Lewica zupełnie inaczej definiuje problem niż zwalczające postkomunizm PiS. W jej definicji współczesna Polska jest konserwatywno-liberalna. Lewicowym dogmatem są sprawy obyczajowe: aborcja, małżeństwa osób homoseksualnych, większe prawa LGBT, walka z Kościołem, na Zachodzie nacisk na eutanazję. To wszystko odbywa się kosztem postulatów ekonomicznych. Jednego czynnika lewica zdaje się nie dostrzegać. Jej wizja, czyli „solidarność wszystkich wykluczonych”, nie może się ziścić. Polski robotnik czy rolnik nie będzie szedł pod ramię z LGBT ani zwolennikami ruchu Black Lives Matter. I to jest wskazówka dla prawicy na przyszłość. 
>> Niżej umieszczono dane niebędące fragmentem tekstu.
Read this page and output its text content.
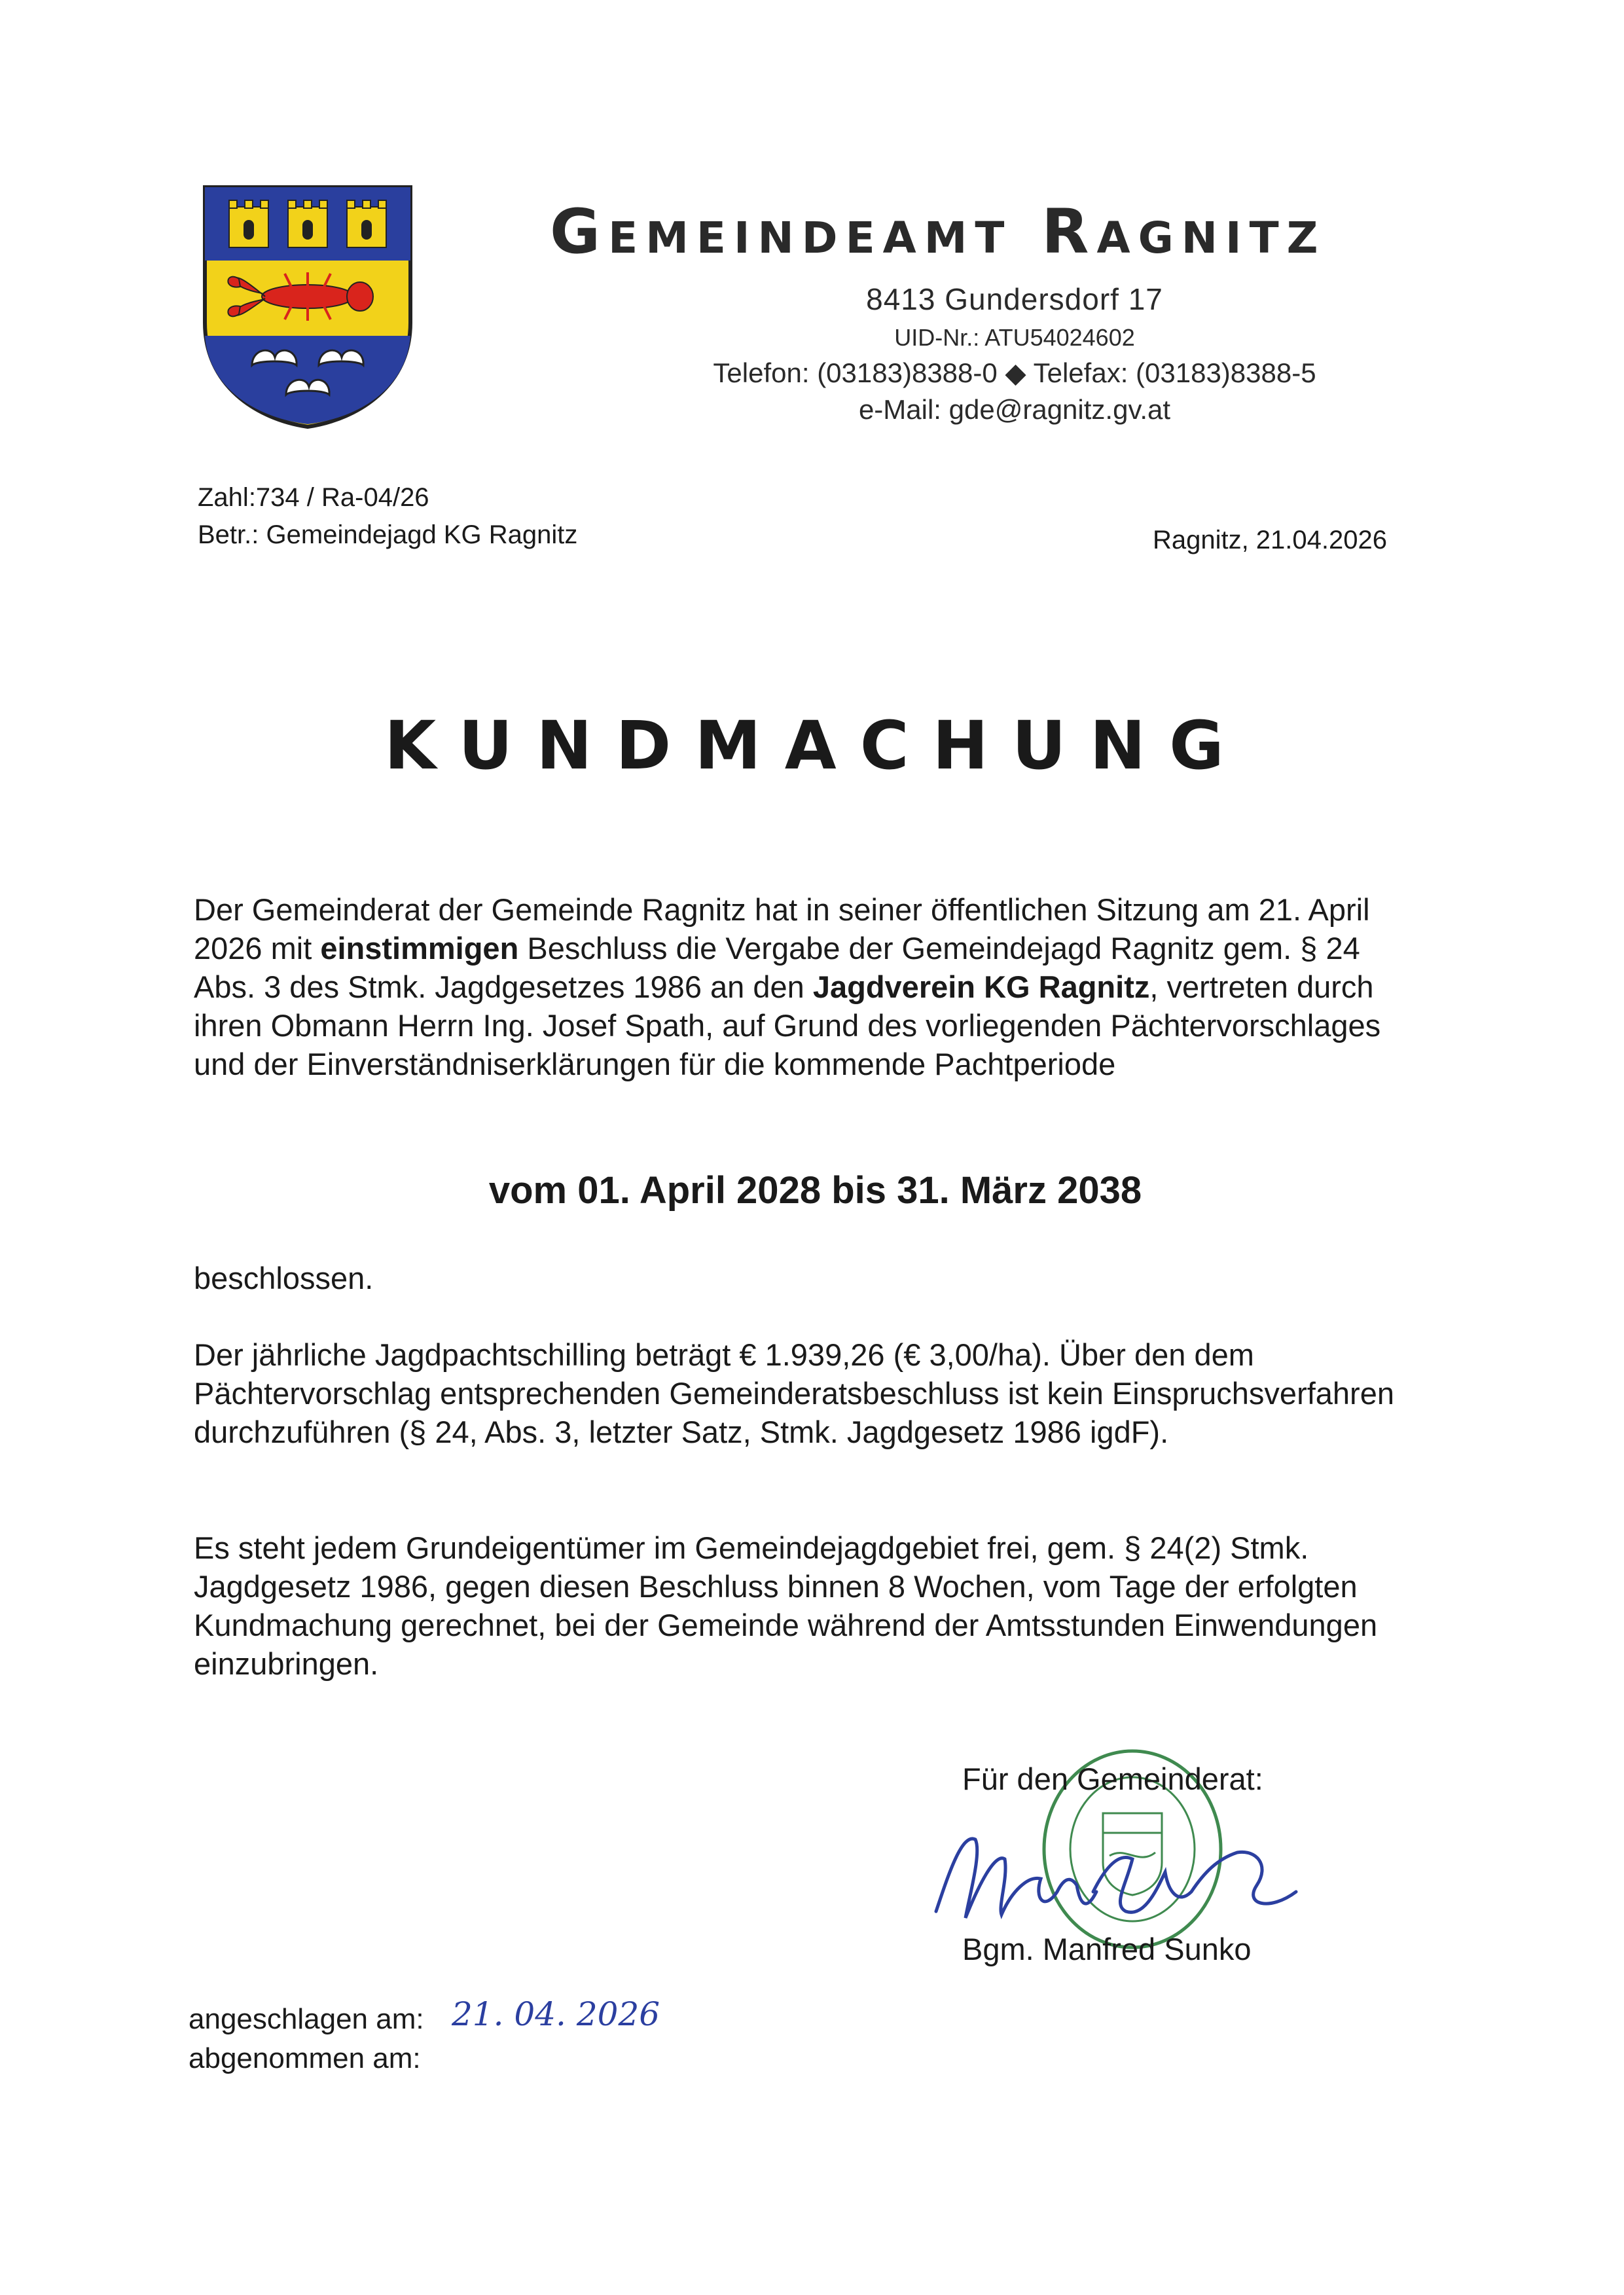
Gemeindeamt Ragnitz
8413 Gundersdorf 17
UID-Nr.: ATU54024602
Telefon: (03183)8388-0 ◆ Telefax: (03183)8388-5
e-Mail: gde@ragnitz.gv.at
Zahl:734 / Ra-04/26
Betr.: Gemeindejagd KG Ragnitz	Ragnitz, 21.04.2026
KUNDMACHUNG
Der Gemeinderat der Gemeinde Ragnitz hat in seiner öffentlichen Sitzung am 21. April 2026 mit einstimmigen Beschluss die Vergabe der Gemeindejagd Ragnitz gem. § 24 Abs. 3 des Stmk. Jagdgesetzes 1986 an den Jagdverein KG Ragnitz, vertreten durch ihren Obmann Herrn Ing. Josef Spath, auf Grund des vorliegenden Pächtervorschlages und der Einverständniserklärungen für die kommende Pachtperiode
vom 01. April 2028 bis 31. März 2038
beschlossen.
Der jährliche Jagdpachtschilling beträgt € 1.939,26 (€ 3,00/ha). Über den dem Pächtervorschlag entsprechenden Gemeinderatsbeschluss ist kein Einspruchsverfahren durchzuführen (§ 24, Abs. 3, letzter Satz, Stmk. Jagdgesetz 1986 igdF).
Es steht jedem Grundeigentümer im Gemeindejagdgebiet frei, gem. § 24(2) Stmk. Jagdgesetz 1986, gegen diesen Beschluss binnen 8 Wochen, vom Tage der erfolgten Kundmachung gerechnet, bei der Gemeinde während der Amtsstunden Einwendungen einzubringen.
Für den Gemeinderat:
Bgm. Manfred Sunko
angeschlagen am: 21. 04. 2026
abgenommen am:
Lewe dzieła czytane na prawo

Jaki obraz wyłania się z dzieł wpisujących się w nurt „zwrotu ludowego”? Jest to obraz szlachcica lub inteligenta, który gardzi mieszkańcami wsi. Czyż nie jest to niejako obraz typowego wyborcy liberalnego? Czy szlacheccy wyzyskiwacze z kart lewicowych dzieł nie przypominają nam współczesnych „Januszy biznesu”, wyzyskujących pracowników? A przecież to właśnie „korpoludki” stanowią najtwardszy elektorat Donalda Tuska. Czyż krytykowane przez lewicę postawy szlachty, egoizm i niechęć do zmian, prywata, nie przypominają o poglądach kibiców obecnego rządu, pragnących rezygnacji z wielkich inwestycji i likwidacji socjalu, bo to za dużo kosztuje? I wreszcie, czy lewica, pochylając się nad niedolą historycznych mieszkańców wsi, nie zauważa, że to PiS zadbało o polską prowincję? 
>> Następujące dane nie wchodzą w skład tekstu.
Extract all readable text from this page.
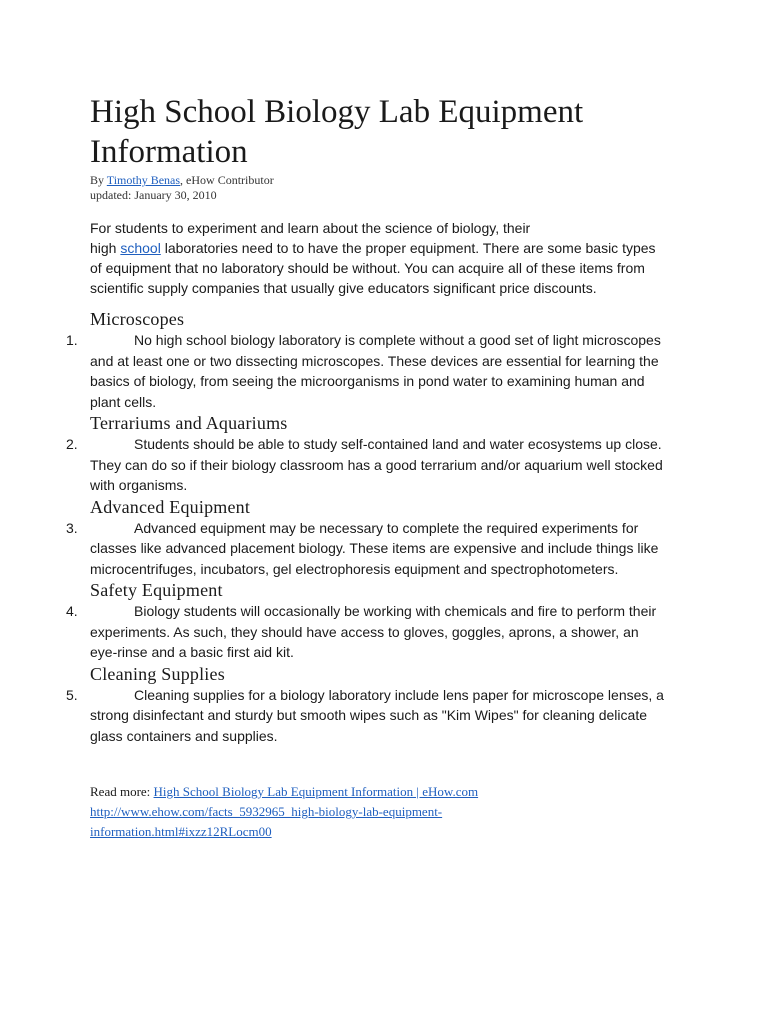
High School Biology Lab Equipment
Information
By Timothy Benas, eHow Contributor
updated: January 30, 2010
For students to experiment and learn about the science of biology, their
high school laboratories need to to have the proper equipment. There are some basic types of equipment that no laboratory should be without. You can acquire all of these items from scientific supply companies that usually give educators significant price discounts.
Microscopes
1.	No high school biology laboratory is complete without a good set of light microscopes and at least one or two dissecting microscopes. These devices are essential for learning the basics of biology, from seeing the microorganisms in pond water to examining human and plant cells.
Terrariums and Aquariums
2.	Students should be able to study self-contained land and water ecosystems up close. They can do so if their biology classroom has a good terrarium and/or aquarium well stocked with organisms.
Advanced Equipment
3.	Advanced equipment may be necessary to complete the required experiments for classes like advanced placement biology. These items are expensive and include things like microcentrifuges, incubators, gel electrophoresis equipment and spectrophotometers.
Safety Equipment
4.	Biology students will occasionally be working with chemicals and fire to perform their experiments. As such, they should have access to gloves, goggles, aprons, a shower, an eye-rinse and a basic first aid kit.
Cleaning Supplies
5.	Cleaning supplies for a biology laboratory include lens paper for microscope lenses, a strong disinfectant and sturdy but smooth wipes such as "Kim Wipes" for cleaning delicate glass containers and supplies.
Read more: High School Biology Lab Equipment Information | eHow.com http://www.ehow.com/facts_5932965_high-biology-lab-equipment-information.html#ixzz12RLocm00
To PiS wprowadziło 500+, podwyższyło płacę minimalną, zwalczało umowy śmieciowe, zmieniło los polskich emerytów, z których ogromna część otrzymywała głodowe zasiłki. Z kolei rolnicy od lat stanowią bastion poparcia dla partii Jarosława Kaczyńskiego. W tym kontekście lewica jest więc trochę spóźniona w swojej „chłopomanii”. Ferment, który wywołuje „zwrot ludowy”, prawica może wykorzystać m.in. do składania ciekawych propozycji na przyszłość – na czas po rządach Donalda Tuska, który wdraża lewicowo-liberalny eksperyment wraz ze swoim najmniejszym koalicjantem.